Est. 1902 · Illinois State Psychiatric Institution · Cottage System Reform Era · Dr. George A. Zeller Tenure
The Illinois Asylum for the Incurable Insane opened in Bartonville in 1902 on a wooded hilltop above the Illinois River. Its first superintendent, Dr. George A. Zeller, was a reform-minded physician who objected to the institution's original name on principle. Zeller successfully lobbied the state legislature to remove the word 'Incurable' from the title, arguing that no patient should be classified as beyond help. The site was renamed Peoria State Hospital and operated under that designation for most of its history.
The campus was organized on the cottage system, an early-twentieth-century reform model that distributed patients across smaller residential buildings rather than concentrating them in a single asylum block. At its peak the property comprised more than sixty buildings, including patient cottages, staff housing, the Pollak Hospital tuberculosis ward, an administration building, a nurses' dormitory, and the central Bowen Building, which served primarily as administrative offices once the cottage system was in place.
Dr. Zeller wrote extensively about life at the hospital, publishing a memoir titled Befriending the Bereft in the 1920s. One of his most cited accounts concerned a patient assigned to the institution's burial corps, Manuel A. Bookbinder, known on the grounds as "Old Book." Zeller recorded that Bookbinder wept openly at the gravesides of fellow patients, and that when Bookbinder himself died in 1910, staff members and inmates reported seeing him mourning at his own funeral. The account became part of the hospital's documented folklore and is still cited by museum interpreters today.
The State of Illinois closed Peoria State Hospital in 1973. In the decades that followed, much of the campus deteriorated.

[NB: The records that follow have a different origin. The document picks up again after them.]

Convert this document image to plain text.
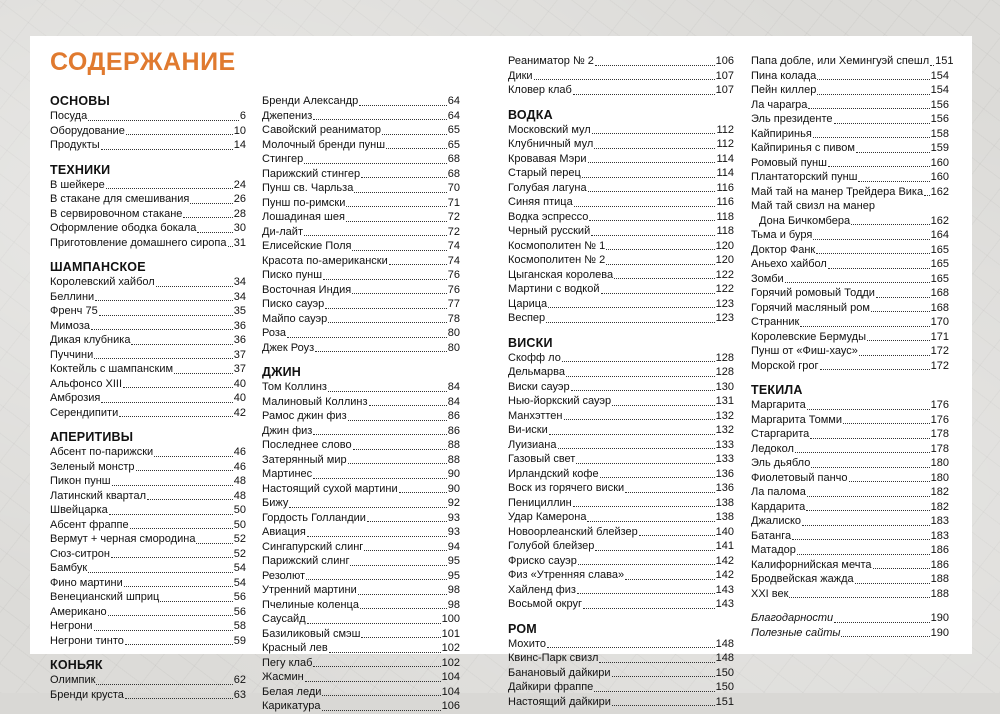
СОДЕРЖАНИЕ
ОСНОВЫ
Посуда	6
Оборудование	10
Продукты	14
ТЕХНИКИ
В шейкере	24
В стакане для смешивания	26
В сервировочном стакане	28
Оформление ободка бокала	30
Приготовление домашнего сиропа 31
ШАМПАНСКОЕ
Королевский хайбол	34
Беллини	34
Френч 75	35
Мимоза	36
Дикая клубника	36
Пуччини	37
Коктейль с шампанским	37
Альфонсо XIII	40
Амброзия	40
Серендипити	42
АПЕРИТИВЫ
Абсент по-парижски	46
Зеленый монстр	46
Пикон пунш	48
Латинский квартал	48
Швейцарка	50
Абсент фраппе	50
Вермут + черная смородина	52
Сюз-ситрон	52
Бамбук	54
Фино мартини	54
Венецианский шприц	56
Американо	56
Негрони	58
Негрони тинто	59
КОНЬЯК
Олимпик	62
Бренди круста	63
Бренди Александр	64
Джепениз	64
Савойский реаниматор	65
Молочный бренди пунш	65
Стингер	68
Парижский стингер	68
Пунш св. Чарльза	70
Пунш по-римски	71
Лошадиная шея	72
Ди-лайт	72
Елисейские Поля	74
Красота по-американски	74
Писко пунш	76
Восточная Индия	76
Писко сауэр	77
Майпо сауэр	78
Роза	80
Джек Роуз	80
ДЖИН
Том Коллинз	84
Малиновый Коллинз	84
Рамос джин физ	86
Джин физ	86
Последнее слово	88
Затерянный мир	88
Мартинес	90
Настоящий сухой мартини	90
Бижу	92
Гордость Голландии	93
Авиация	93
Сингапурский слинг	94
Парижский слинг	95
Резолют	95
Утренний мартини	98
Пчелиные коленца	98
Саусайд	100
Базиликовый смэш	101
Красный лев	102
Пегу клаб	102
Жасмин	104
Белая леди	104
Карикатура	106
Реаниматор № 2	106
Дики	107
Кловер клаб	107
ВОДКА
Московский мул	112
Клубничный мул	112
Кровавая Мэри	114
Старый перец	114
Голубая лагуна	116
Синяя птица	116
Водка эспрессо	118
Черный русский	118
Космополитен № 1	120
Космополитен № 2	120
Цыганская королева	122
Мартини с водкой	122
Царица	123
Веспер	123
ВИСКИ
Скофф ло	128
Дельмарва	128
Виски сауэр	130
Нью-йоркский сауэр	131
Манхэттен	132
Ви-иски	132
Луизиана	133
Газовый свет	133
Ирландский кофе	136
Воск из горячего виски	136
Пенициллин	138
Удар Камерона	138
Новоорлеанский блейзер	140
Голубой блейзер	141
Фриско сауэр	142
Физ «Утренняя слава»	142
Хайленд физ	143
Восьмой округ	143
РОМ
Мохито	148
Квинс-Парк свизл	148
Банановый дайкири	150
Дайкири фраппе	150
Настоящий дайкири	151
Папа добле, или Хемингуэй спешл 151
Пина колада	154
Пейн киллер	154
Ла чаparра	156
Эль президенте	156
Кайпиринья	158
Кайпиринья с пивом	159
Ромовый пунш	160
Плантаторский пунш	160
Май тай на манер Трейдера Вика 162
Май тай свизл на манер
Дона Бичкомбера	162
Тьма и буря	164
Доктор Фанк	165
Аньехо хайбол	165
Зомби	165
Горячий ромовый Тодди	168
Горячий масляный ром	168
Странник	170
Королевские Бермуды	171
Пунш от «Фиш-хаус»	172
Морской грог	172
ТЕКИЛА
Маргарита	176
Маргарита Томми	176
Старгарита	178
Ледокол	178
Эль дьябло	180
Фиолетовый панчо	180
Ла палома	182
Кардарита	182
Джалиско	183
Батанга	183
Матадор	186
Калифорнийская мечта	186
Бродвейская жажда	188
XXI век	188
Благодарности	190
Полезные сайты	190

The Bowen Building, the nurses' dormitory, and the administration building were demolished in 2017 after the property's owner defaulted on a loan to the Village of Bartonville. The Bowen's salvaged stone was sold off. Approximately thirteen of the original sixty-three buildings remain standing, several of them renovated for commercial and industrial use under a tax-increment-financing district established by the village.
In 2013, a nonprofit founded the Peoria State Hospital Museum to preserve the institution's archival record. The museum has acquired three of the surviving hilltop buildings and offers historical interpretation, periodic tours, and seasonal events. The Pollak Hospital tuberculosis ward, the cemeteries, and several cottages remain on the original property.
Sources
- https://en.wikipedia.org/wiki/Peoria_State_Hospital
- https://www.peoriastatehospital.com/psh-history
- https://www.atlasobscura.com/places/peoria-state-hospital
- http://preservationresearch.com/hospitals/bartonville-state-hospital/
- https://www.bumpinthenight.net/peoria
- https://www.peoriamagazine.com/article/a-place-for-special-people/
- https://www.almanac.com/man-who-cried-everyone
- https://www.jahernandez.com/posts/old-book-ghost-of-peoria-state-hospital-in-bartonville-illinois
- https://michaelkleen.com/2018/01/23/ethereal-remains-of-peoria-state-hospital/
ApparitionsShadow figuresPhantom footstepsPhantom voicesCold spotsDisembodied laughter
The earliest paranormal account associated with Peoria State Hospital was recorded by the institution's own first superintendent. Dr. George A. Zeller wrote that a patient assigned to the asylum's burial corps — Manuel A. Bookbinder, known on the grounds as "Old Book" — customarily wept at the gravesides of those he helped to inter. When Bookbinder himself died in 1910 and was lowered into the ground beneath the cemetery's "Graveyard Elm," Zeller documented that staff and patients independently reported watching Bookbinder mourn at his own burial. Zeller published the account in his 1920s memoir Befriending the Bereft, making it the foundation of the site's paranormal reputation and the rare ghost story attributed to a sitting medical superintendent. The Graveyard Elm itself reportedly withered in the years after the funeral and was eventually removed.
Later accounts cluster around the surviving buildings and the campus cemeteries. Visitors and investigators have reported the figure of a young girl in the basement of the now-demolished Bowen Building, sometimes described as playing with dolls; the same basement was associated with reports of a shadow figure that appeared to chase witnesses up the stairs. The men's ward generated repeated reports of heavy, booted footsteps with no visible source. The cemeteries — where many graves are marked only with numbers because the institution had no record of patients' surnames — are a focus of investigation activity.
The site's documented status as one of Illinois's longest-operating psychiatric institutions, combined with its meticulous archival record under Zeller, has made it a recurring destination for paranormal research groups. American Hauntings runs overnight investigations that access portions of the remaining buildings and the cemeteries. Author Sylvia Shults has written and recorded extensively on the site's reported phenomena, drawing on both archival material and contemporary witness accounts.
The site occupies an unusual middle ground in American paranormal folklore: a fully documented historical institution whose foundational ghost story comes not from anonymous internet posts but from a published account by the hospital's first superintendent.